I listed mine FSBO 6 weeks ago.. had about 25 showings, no offers. Listed it today with an Agent, so hopefully get some movement. Not looking forward to having to jump on new listings with full price offers hoping to score a house when I'm ready to buy.
 
You have it backwards. Moving teenagers away from their friends will not be a popular idea. Younger kids deal with that better. 10 years is a log time, though and priorities change.
Eh, we'd be staying within a 20-mile radius, so it's likely that most of their friends will revolve around sports which they'd still be on the same teams. They'll manage one way or the other! :)
 
I guess I got lucky. I bought my current house when there was few buyers and more sellers, and now I will be selling with more buyers with few quality houses available. The realtor tells me it will go quick at a better price than I paid. I hope so because I did take care of it and made improvements.

The house I am buying went with out a realtor. We found it through friends at church. The realtor said it would have sold within a week at or above asking price if it was on the market.
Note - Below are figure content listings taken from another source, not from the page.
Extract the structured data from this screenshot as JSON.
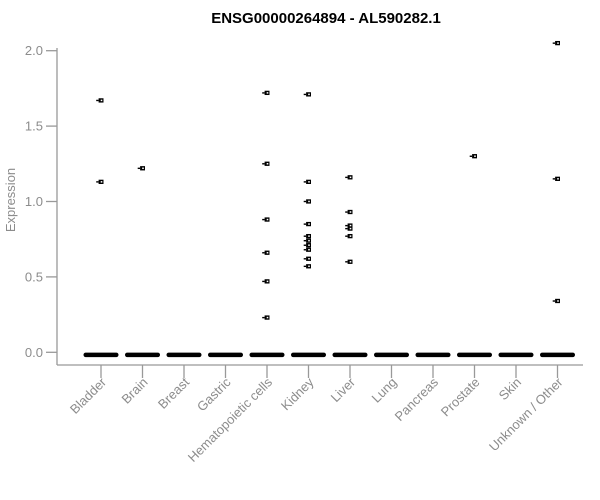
{
  "chart_data": {
    "type": "scatter",
    "title": "ENSG00000264894 - AL590282.1",
    "ylabel": "Expression",
    "xlabel": "",
    "ylim": [
      0.0,
      2.0
    ],
    "ytick_labels": [
      "0.0",
      "0.5",
      "1.0",
      "1.5",
      "2.0"
    ],
    "ytick_values": [
      0.0,
      0.5,
      1.0,
      1.5,
      2.0
    ],
    "grid": false,
    "legend": "none",
    "point_style": "tiny open black squares",
    "zero_cluster_note": "every category has a dense overlapping cluster of points at expression 0 drawn as a thick black dash",
    "groups": [
      {
        "label": "Bladder",
        "nonzero_values": [
          1.67,
          1.13
        ],
        "zero_cluster": true
      },
      {
        "label": "Brain",
        "nonzero_values": [
          1.22
        ],
        "zero_cluster": true
      },
      {
        "label": "Breast",
        "nonzero_values": [],
        "zero_cluster": true
      },
      {
        "label": "Gastric",
        "nonzero_values": [],
        "zero_cluster": true
      },
      {
        "label": "Hematopoietic cells",
        "nonzero_values": [
          1.72,
          1.25,
          0.88,
          0.66,
          0.47,
          0.23
        ],
        "zero_cluster": true
      },
      {
        "label": "Kidney",
        "nonzero_values": [
          1.71,
          1.13,
          1.0,
          0.85,
          0.77,
          0.74,
          0.71,
          0.68,
          0.62,
          0.57
        ],
        "zero_cluster": true
      },
      {
        "label": "Liver",
        "nonzero_values": [
          1.16,
          0.93,
          0.84,
          0.82,
          0.77,
          0.6
        ],
        "zero_cluster": true
      },
      {
        "label": "Lung",
        "nonzero_values": [],
        "zero_cluster": true
      },
      {
        "label": "Pancreas",
        "nonzero_values": [],
        "zero_cluster": true
      },
      {
        "label": "Prostate",
        "nonzero_values": [
          1.3
        ],
        "zero_cluster": true
      },
      {
        "label": "Skin",
        "nonzero_values": [],
        "zero_cluster": true
      },
      {
        "label": "Unknown / Other",
        "nonzero_values": [
          2.05,
          1.15,
          0.34
        ],
        "zero_cluster": true
      }
    ],
    "colors": {
      "points": "#000000",
      "axis": "#999999",
      "labels": "#8c8c8c",
      "title": "#000000",
      "background": "#ffffff"
    }
  }
}
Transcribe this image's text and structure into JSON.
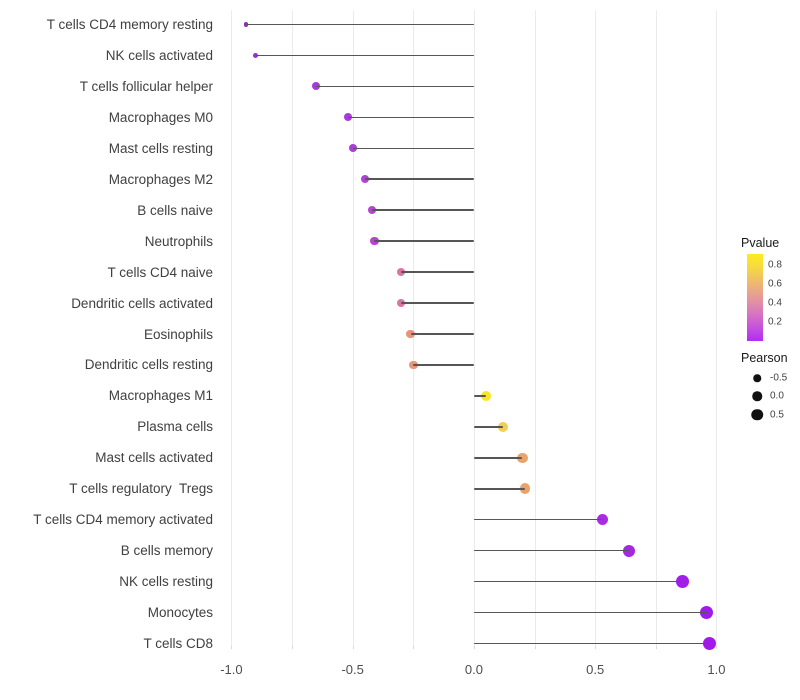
{
  "chart_data": {
    "type": "scatter",
    "subtype": "lollipop",
    "title": "",
    "xlabel": "",
    "ylabel": "",
    "xlim": [
      -1.05,
      1.05
    ],
    "grid": "vertical-only",
    "x_axis": {
      "major_ticks": [
        {
          "label": "-1.0",
          "value": -1.0
        },
        {
          "label": "-0.5",
          "value": -0.5
        },
        {
          "label": "0.0",
          "value": 0.0
        },
        {
          "label": "0.5",
          "value": 0.5
        },
        {
          "label": "1.0",
          "value": 1.0
        }
      ],
      "minor_tick_step": 0.25
    },
    "points": [
      {
        "label": "T cells CD4 memory resting",
        "pearson": -0.94,
        "pvalue": 0.001,
        "color": "#8f2cc4",
        "size": 4.2
      },
      {
        "label": "NK cells activated",
        "pearson": -0.9,
        "pvalue": 0.004,
        "color": "#9832ce",
        "size": 5.0
      },
      {
        "label": "T cells follicular helper",
        "pearson": -0.65,
        "pvalue": 0.03,
        "color": "#a43be0",
        "size": 7.9
      },
      {
        "label": "Macrophages M0",
        "pearson": -0.52,
        "pvalue": 0.08,
        "color": "#a73cdb",
        "size": 8.0
      },
      {
        "label": "Mast cells resting",
        "pearson": -0.5,
        "pvalue": 0.09,
        "color": "#a93ed8",
        "size": 8.1
      },
      {
        "label": "Macrophages M2",
        "pearson": -0.45,
        "pvalue": 0.12,
        "color": "#af44d3",
        "size": 8.2
      },
      {
        "label": "B cells naive",
        "pearson": -0.42,
        "pvalue": 0.14,
        "color": "#b346cf",
        "size": 8.3
      },
      {
        "label": "Neutrophils",
        "pearson": -0.41,
        "pvalue": 0.15,
        "color": "#b447ce",
        "size": 8.3
      },
      {
        "label": "T cells CD4 naive",
        "pearson": -0.3,
        "pvalue": 0.32,
        "color": "#da74a3",
        "size": 8.7
      },
      {
        "label": "Dendritic cells activated",
        "pearson": -0.3,
        "pvalue": 0.32,
        "color": "#da74a3",
        "size": 8.7
      },
      {
        "label": "Eosinophils",
        "pearson": -0.26,
        "pvalue": 0.44,
        "color": "#e89478",
        "size": 8.9
      },
      {
        "label": "Dendritic cells resting",
        "pearson": -0.25,
        "pvalue": 0.45,
        "color": "#e99679",
        "size": 8.9
      },
      {
        "label": "Macrophages M1",
        "pearson": 0.05,
        "pvalue": 0.85,
        "color": "#f7e623",
        "size": 10.0
      },
      {
        "label": "Plasma cells",
        "pearson": 0.12,
        "pvalue": 0.63,
        "color": "#f2ce52",
        "size": 10.3
      },
      {
        "label": "Mast cells activated",
        "pearson": 0.2,
        "pvalue": 0.46,
        "color": "#eaa36b",
        "size": 10.6
      },
      {
        "label": "T cells regulatory  Tregs",
        "pearson": 0.21,
        "pvalue": 0.45,
        "color": "#eaa26a",
        "size": 10.6
      },
      {
        "label": "T cells CD4 memory activated",
        "pearson": 0.53,
        "pvalue": 0.02,
        "color": "#a92be2",
        "size": 11.6
      },
      {
        "label": "B cells memory",
        "pearson": 0.64,
        "pvalue": 0.008,
        "color": "#a527e5",
        "size": 12.0
      },
      {
        "label": "NK cells resting",
        "pearson": 0.86,
        "pvalue": 0.001,
        "color": "#a21fe8",
        "size": 12.8
      },
      {
        "label": "Monocytes",
        "pearson": 0.96,
        "pvalue": 0.0005,
        "color": "#a01bea",
        "size": 13.2
      },
      {
        "label": "T cells CD8",
        "pearson": 0.97,
        "pvalue": 0.0005,
        "color": "#a01bea",
        "size": 13.2
      }
    ],
    "legend_pvalue": {
      "title": "Pvalue",
      "tick_labels": [
        "0.8",
        "0.6",
        "0.4",
        "0.2"
      ],
      "range": [
        0.0,
        0.92
      ],
      "gradient_top_to_bottom": [
        "#fcEB22",
        "#f7db3e",
        "#f1c163",
        "#eaa787",
        "#e18ca9",
        "#d56fc5",
        "#c44fe0",
        "#b02df2"
      ],
      "position": "right"
    },
    "legend_pearson": {
      "title": "Pearson",
      "items": [
        {
          "label": "-0.5",
          "size": 7.5
        },
        {
          "label": "0.0",
          "size": 9.5
        },
        {
          "label": "0.5",
          "size": 11.5
        }
      ],
      "dot_color": "#111111",
      "position": "right"
    },
    "style": {
      "stem_color": "#565656",
      "gridline_color": "#ebebeb",
      "axis_text_color": "#4d4d4d",
      "category_text_color": "#404040",
      "background": "#ffffff"
    }
  }
}
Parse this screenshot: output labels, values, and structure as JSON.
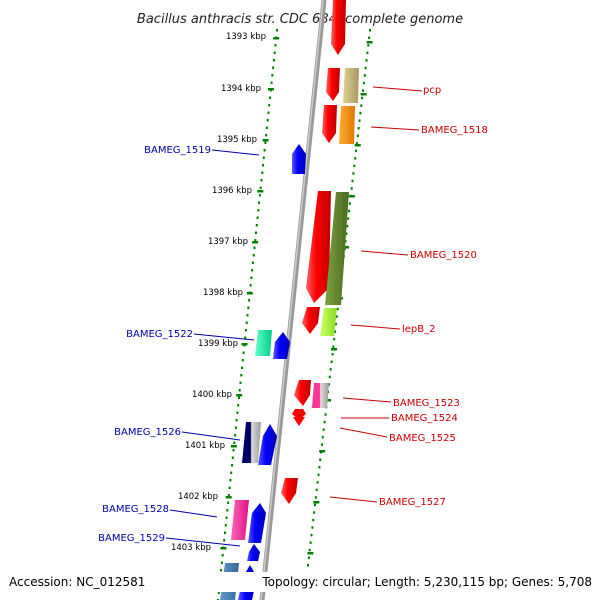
{
  "title": "Bacillus anthracis str. CDC 684, complete genome",
  "footer": {
    "accession": "Accession: NC_012581",
    "summary": "Topology: circular; Length: 5,230,115 bp; Genes: 5,708"
  },
  "scale_ticks": [
    "1393 kbp",
    "1394 kbp",
    "1395 kbp",
    "1396 kbp",
    "1397 kbp",
    "1398 kbp",
    "1399 kbp",
    "1400 kbp",
    "1401 kbp",
    "1402 kbp",
    "1403 kbp"
  ],
  "gene_labels": {
    "pcp": "pcp",
    "BAMEG_1518": "BAMEG_1518",
    "BAMEG_1519": "BAMEG_1519",
    "BAMEG_1520": "BAMEG_1520",
    "BAMEG_1522": "BAMEG_1522",
    "lepB_2": "lepB_2",
    "BAMEG_1523": "BAMEG_1523",
    "BAMEG_1524": "BAMEG_1524",
    "BAMEG_1525": "BAMEG_1525",
    "BAMEG_1526": "BAMEG_1526",
    "BAMEG_1527": "BAMEG_1527",
    "BAMEG_1528": "BAMEG_1528",
    "BAMEG_1529": "BAMEG_1529"
  },
  "colors": {
    "forward_strand_gene": "#ff0000",
    "reverse_strand_gene": "#0000ff",
    "forward_label": "#cc0000",
    "reverse_label": "#0000aa",
    "ruler_dots": "#008000",
    "backbone": "#888888"
  }
}
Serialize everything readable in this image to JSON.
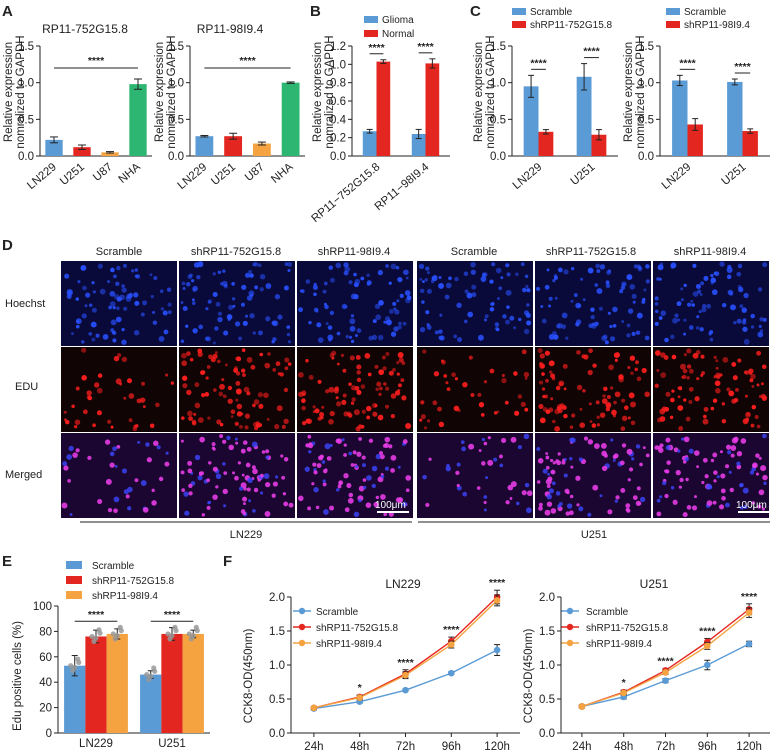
{
  "colors": {
    "blue": "#5b9bd5",
    "red": "#e3261f",
    "orange": "#f4a340",
    "green": "#2db672",
    "purple_bar": "#3a7ee6",
    "line_blue": "#5b9bd5",
    "line_red": "#e3261f",
    "line_orange": "#f4a340"
  },
  "panels": {
    "A": "A",
    "B": "B",
    "C": "C",
    "D": "D",
    "E": "E",
    "F": "F"
  },
  "panelA": {
    "left": {
      "title": "RP11-752G15.8",
      "ylabel1": "Relative expression",
      "ylabel2": "nomralized to GAPDH",
      "sig": "****"
    },
    "right": {
      "title": "RP11-98I9.4",
      "ylabel1": "Relative expression",
      "ylabel2": "nomralized to GAPDH",
      "sig": "****"
    }
  },
  "panelB": {
    "ylabel1": "Relative expression",
    "ylabel2": "nomralized to GAPDH",
    "legend": [
      "Glioma",
      "Normal"
    ],
    "sig": "****"
  },
  "panelC": {
    "left": {
      "ylabel1": "Relative expression",
      "ylabel2": "nomralized to GAPDH",
      "legend": [
        "Scramble",
        "shRP11-752G15.8"
      ],
      "sig": "****"
    },
    "right": {
      "ylabel1": "Relative expression",
      "ylabel2": "nomralized to GAPDH",
      "legend": [
        "Scramble",
        "shRP11-98I9.4"
      ],
      "sig": "****"
    }
  },
  "panelD": {
    "columns": [
      "Scramble",
      "shRP11-752G15.8",
      "shRP11-98I9.4",
      "Scramble",
      "shRP11-752G15.8",
      "shRP11-98I9.4"
    ],
    "rows": [
      "Hoechst",
      "EDU",
      "Merged"
    ],
    "groups": [
      "LN229",
      "U251"
    ],
    "scalebar": "100μm"
  },
  "panelE": {
    "ylabel": "Edu positive cells (%)",
    "legend": [
      "Scramble",
      "shRP11-752G15.8",
      "shRP11-98I9.4"
    ],
    "sig": "****"
  },
  "panelF": {
    "left": {
      "title": "LN229",
      "ylabel": "CCK8-OD(450nm)",
      "legend": [
        "Scramble",
        "shRP11-752G15.8",
        "shRP11-98I9.4"
      ]
    },
    "right": {
      "title": "U251",
      "ylabel": "CCK8-OD(450nm)",
      "legend": [
        "Scramble",
        "shRP11-752G15.8",
        "shRP11-98I9.4"
      ]
    }
  },
  "chart_data": [
    {
      "id": "A-left",
      "type": "bar",
      "title": "RP11-752G15.8",
      "categories": [
        "LN229",
        "U251",
        "U87",
        "NHA"
      ],
      "values": [
        0.22,
        0.12,
        0.05,
        0.98
      ],
      "errors": [
        0.04,
        0.03,
        0.01,
        0.07
      ],
      "colors": [
        "#5b9bd5",
        "#e3261f",
        "#f4a340",
        "#2db672"
      ],
      "ylim": [
        0,
        1.5
      ],
      "yticks": [
        "0.0",
        "0.5",
        "1.0",
        "1.5"
      ],
      "significance": "****"
    },
    {
      "id": "A-right",
      "type": "bar",
      "title": "RP11-98I9.4",
      "categories": [
        "LN229",
        "U251",
        "U87",
        "NHA"
      ],
      "values": [
        0.27,
        0.27,
        0.17,
        1.0
      ],
      "errors": [
        0.01,
        0.04,
        0.02,
        0.01
      ],
      "colors": [
        "#5b9bd5",
        "#e3261f",
        "#f4a340",
        "#2db672"
      ],
      "ylim": [
        0,
        1.5
      ],
      "yticks": [
        "0.0",
        "0.5",
        "1.0",
        "1.5"
      ],
      "significance": "****"
    },
    {
      "id": "B",
      "type": "bar",
      "categories": [
        "RP11−752G15.8",
        "RP11−98I9.4"
      ],
      "series": [
        {
          "name": "Glioma",
          "values": [
            0.27,
            0.24
          ],
          "errors": [
            0.02,
            0.05
          ]
        },
        {
          "name": "Normal",
          "values": [
            1.03,
            1.01
          ],
          "errors": [
            0.02,
            0.05
          ]
        }
      ],
      "ylim": [
        0,
        1.2
      ],
      "yticks": [
        "0.0",
        "0.2",
        "0.4",
        "0.6",
        "0.8",
        "1.0",
        "1.2"
      ],
      "significance": "****"
    },
    {
      "id": "C-left",
      "type": "bar",
      "categories": [
        "LN229",
        "U251"
      ],
      "series": [
        {
          "name": "Scramble",
          "values": [
            0.95,
            1.08
          ],
          "errors": [
            0.15,
            0.18
          ]
        },
        {
          "name": "shRP11-752G15.8",
          "values": [
            0.33,
            0.29
          ],
          "errors": [
            0.03,
            0.07
          ]
        }
      ],
      "ylim": [
        0,
        1.5
      ],
      "yticks": [
        "0.0",
        "0.5",
        "1.0",
        "1.5"
      ],
      "significance": "****"
    },
    {
      "id": "C-right",
      "type": "bar",
      "categories": [
        "LN229",
        "U251"
      ],
      "series": [
        {
          "name": "Scramble",
          "values": [
            1.03,
            1.01
          ],
          "errors": [
            0.07,
            0.04
          ]
        },
        {
          "name": "shRP11-98I9.4",
          "values": [
            0.43,
            0.34
          ],
          "errors": [
            0.08,
            0.03
          ]
        }
      ],
      "ylim": [
        0,
        1.5
      ],
      "yticks": [
        "0.0",
        "0.5",
        "1.0",
        "1.5"
      ],
      "significance": "****"
    },
    {
      "id": "E",
      "type": "bar",
      "categories": [
        "LN229",
        "U251"
      ],
      "series": [
        {
          "name": "Scramble",
          "values": [
            53,
            46
          ],
          "errors": [
            8,
            3
          ]
        },
        {
          "name": "shRP11-752G15.8",
          "values": [
            76,
            78
          ],
          "errors": [
            5,
            5
          ]
        },
        {
          "name": "shRP11-98I9.4",
          "values": [
            78,
            78
          ],
          "errors": [
            4,
            3
          ]
        }
      ],
      "ylim": [
        0,
        100
      ],
      "yticks": [
        "0",
        "20",
        "40",
        "60",
        "80",
        "100"
      ],
      "ylabel": "Edu positive cells (%)",
      "significance": "****"
    },
    {
      "id": "F-left",
      "type": "line",
      "title": "LN229",
      "x": [
        "24h",
        "48h",
        "72h",
        "96h",
        "120h"
      ],
      "series": [
        {
          "name": "Scramble",
          "values": [
            0.36,
            0.46,
            0.63,
            0.88,
            1.22
          ],
          "errors": [
            0.02,
            0.02,
            0.02,
            0.02,
            0.08
          ]
        },
        {
          "name": "shRP11-752G15.8",
          "values": [
            0.37,
            0.53,
            0.87,
            1.35,
            2.0
          ],
          "errors": [
            0.02,
            0.03,
            0.06,
            0.06,
            0.1
          ]
        },
        {
          "name": "shRP11-98I9.4",
          "values": [
            0.37,
            0.52,
            0.85,
            1.3,
            1.95
          ],
          "errors": [
            0.02,
            0.03,
            0.05,
            0.05,
            0.08
          ]
        }
      ],
      "ylim": [
        0,
        2.0
      ],
      "yticks": [
        "0.0",
        "0.5",
        "1.0",
        "1.5",
        "2.0"
      ],
      "ylabel": "CCK8-OD(450nm)",
      "annotations": [
        "",
        "*",
        "****",
        "****",
        "****"
      ]
    },
    {
      "id": "F-right",
      "type": "line",
      "title": "U251",
      "x": [
        "24h",
        "48h",
        "72h",
        "96h",
        "120h"
      ],
      "series": [
        {
          "name": "Scramble",
          "values": [
            0.39,
            0.53,
            0.77,
            1.0,
            1.31
          ],
          "errors": [
            0.02,
            0.03,
            0.03,
            0.07,
            0.04
          ]
        },
        {
          "name": "shRP11-752G15.8",
          "values": [
            0.39,
            0.6,
            0.92,
            1.34,
            1.82
          ],
          "errors": [
            0.02,
            0.03,
            0.03,
            0.05,
            0.08
          ]
        },
        {
          "name": "shRP11-98I9.4",
          "values": [
            0.39,
            0.59,
            0.89,
            1.28,
            1.77
          ],
          "errors": [
            0.02,
            0.03,
            0.03,
            0.05,
            0.07
          ]
        }
      ],
      "ylim": [
        0,
        2.0
      ],
      "yticks": [
        "0.0",
        "0.5",
        "1.0",
        "1.5",
        "2.0"
      ],
      "ylabel": "CCK8-OD(450nm)",
      "annotations": [
        "",
        "*",
        "****",
        "****",
        "****"
      ]
    }
  ]
}
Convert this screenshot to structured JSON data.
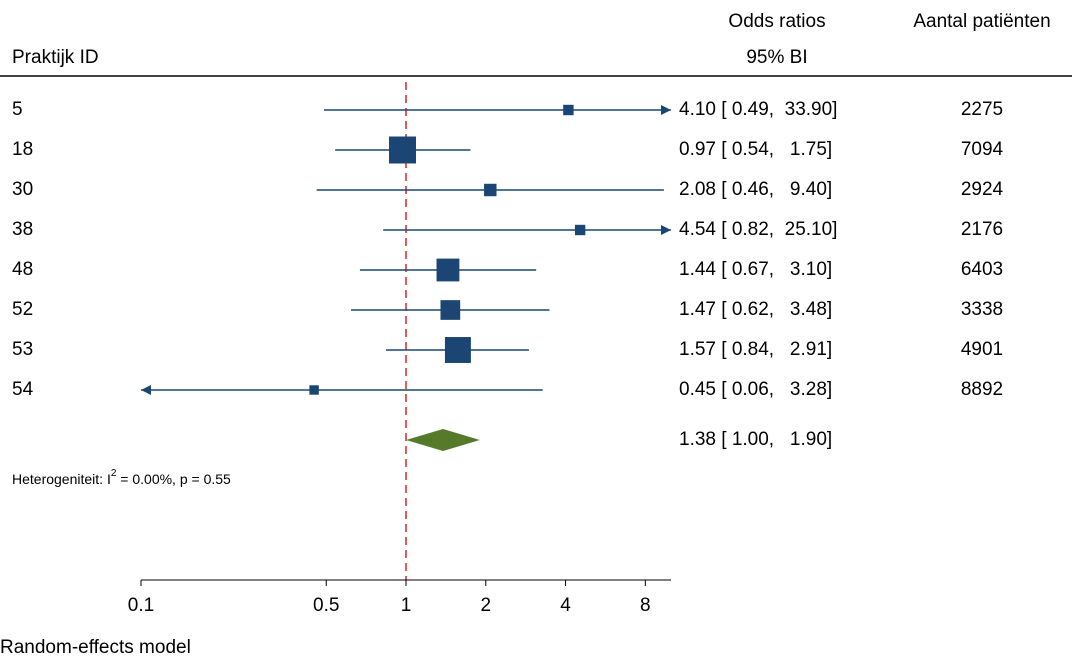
{
  "chart_data": {
    "type": "forest",
    "row_header": "Praktijk ID",
    "value_header": "Odds ratios",
    "value_subheader": "95% BI",
    "count_header": "Aantal patiënten",
    "categories": [
      "5",
      "18",
      "30",
      "38",
      "48",
      "52",
      "53",
      "54"
    ],
    "values": [
      4.1,
      0.97,
      2.08,
      4.54,
      1.44,
      1.47,
      1.57,
      0.45
    ],
    "lower": [
      0.49,
      0.54,
      0.46,
      0.82,
      0.67,
      0.62,
      0.84,
      0.06
    ],
    "upper": [
      33.9,
      1.75,
      9.4,
      25.1,
      3.1,
      3.48,
      2.91,
      3.28
    ],
    "value_labels": [
      "4.10 [ 0.49,  33.90]",
      "0.97 [ 0.54,   1.75]",
      "2.08 [ 0.46,   9.40]",
      "4.54 [ 0.82,  25.10]",
      "1.44 [ 0.67,   3.10]",
      "1.47 [ 0.62,   3.48]",
      "1.57 [ 0.84,   2.91]",
      "0.45 [ 0.06,   3.28]"
    ],
    "weights": [
      3.9,
      26.3,
      5.6,
      3.9,
      18.8,
      14.0,
      24.3,
      3.2
    ],
    "patients": [
      2275,
      7094,
      2924,
      2176,
      6403,
      3338,
      4901,
      8892
    ],
    "color": "#1b4674",
    "pooled": {
      "value": 1.38,
      "lower": 1.0,
      "upper": 1.9,
      "value_label": "1.38 [ 1.00,   1.90]",
      "color": "#557a2a"
    },
    "heterogeneity": {
      "prefix": "Heterogeniteit: I",
      "sup": "2",
      "suffix": " = 0.00%, p = 0.55"
    },
    "model": "Random-effects model",
    "reference": 1,
    "reference_color": "#d62728",
    "xscale": "log",
    "xlim": [
      0.1,
      10
    ],
    "xticks": [
      0.1,
      0.5,
      1,
      2,
      4,
      8
    ]
  }
}
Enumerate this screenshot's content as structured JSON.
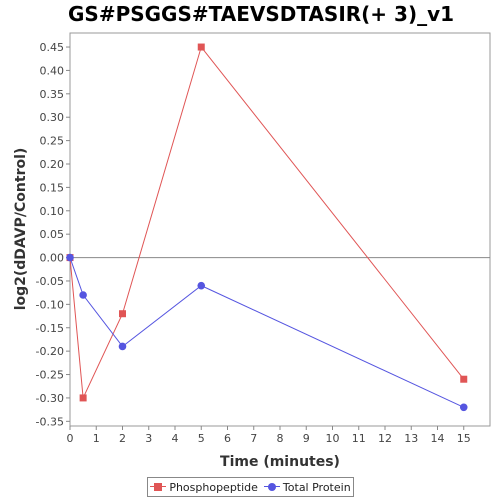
{
  "chart_data": {
    "type": "line",
    "title": "GS#PSGGS#TAEVSDTASIR(+ 3)_v1",
    "xlabel": "Time (minutes)",
    "ylabel": "log2(dDAVP/Control)",
    "xlim": [
      0,
      16
    ],
    "ylim": [
      -0.36,
      0.48
    ],
    "x_ticks": [
      0,
      1,
      2,
      3,
      4,
      5,
      6,
      7,
      8,
      9,
      10,
      11,
      12,
      13,
      14,
      15
    ],
    "y_ticks": [
      -0.35,
      -0.3,
      -0.25,
      -0.2,
      -0.15,
      -0.1,
      -0.05,
      0.0,
      0.05,
      0.1,
      0.15,
      0.2,
      0.25,
      0.3,
      0.35,
      0.4,
      0.45
    ],
    "y_tick_labels": [
      "-0.35",
      "-0.30",
      "-0.25",
      "-0.20",
      "-0.15",
      "-0.10",
      "-0.05",
      "0.00",
      "0.05",
      "0.10",
      "0.15",
      "0.20",
      "0.25",
      "0.30",
      "0.35",
      "0.40",
      "0.45"
    ],
    "grid": false,
    "zero_line": true,
    "legend_position": "bottom",
    "series": [
      {
        "name": "Phosphopeptide",
        "color": "#e05555",
        "marker": "square",
        "x": [
          0,
          0.5,
          2,
          5,
          15
        ],
        "y": [
          0.0,
          -0.3,
          -0.12,
          0.45,
          -0.26
        ]
      },
      {
        "name": "Total Protein",
        "color": "#5555e0",
        "marker": "circle",
        "x": [
          0,
          0.5,
          2,
          5,
          15
        ],
        "y": [
          0.0,
          -0.08,
          -0.19,
          -0.06,
          -0.32
        ]
      }
    ]
  }
}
I don't know, the population is approaching 25,000, it might be time to move to a quieter town....
 
Lol, maybe in NYC, SanFran, Seattle, or DC. No one in the central US is going to call a $500K home low-end, much less $1M.
So true. A couple of years ago I was looking at the possibility of moving to Akron (long story...). A mansion there (and I mean "mansion" that was 4000-ish square feet built back in the 20's/30's and fully updated) was under $400,000. The market topped out for newer McMansions at $600-700K.

DC area, "middle" is $500-$600K to $750K. Above that gets into the "high end" range. Back before the 2008 crash the prices were high enough in the region that there was a saying "drive 'till you qualify".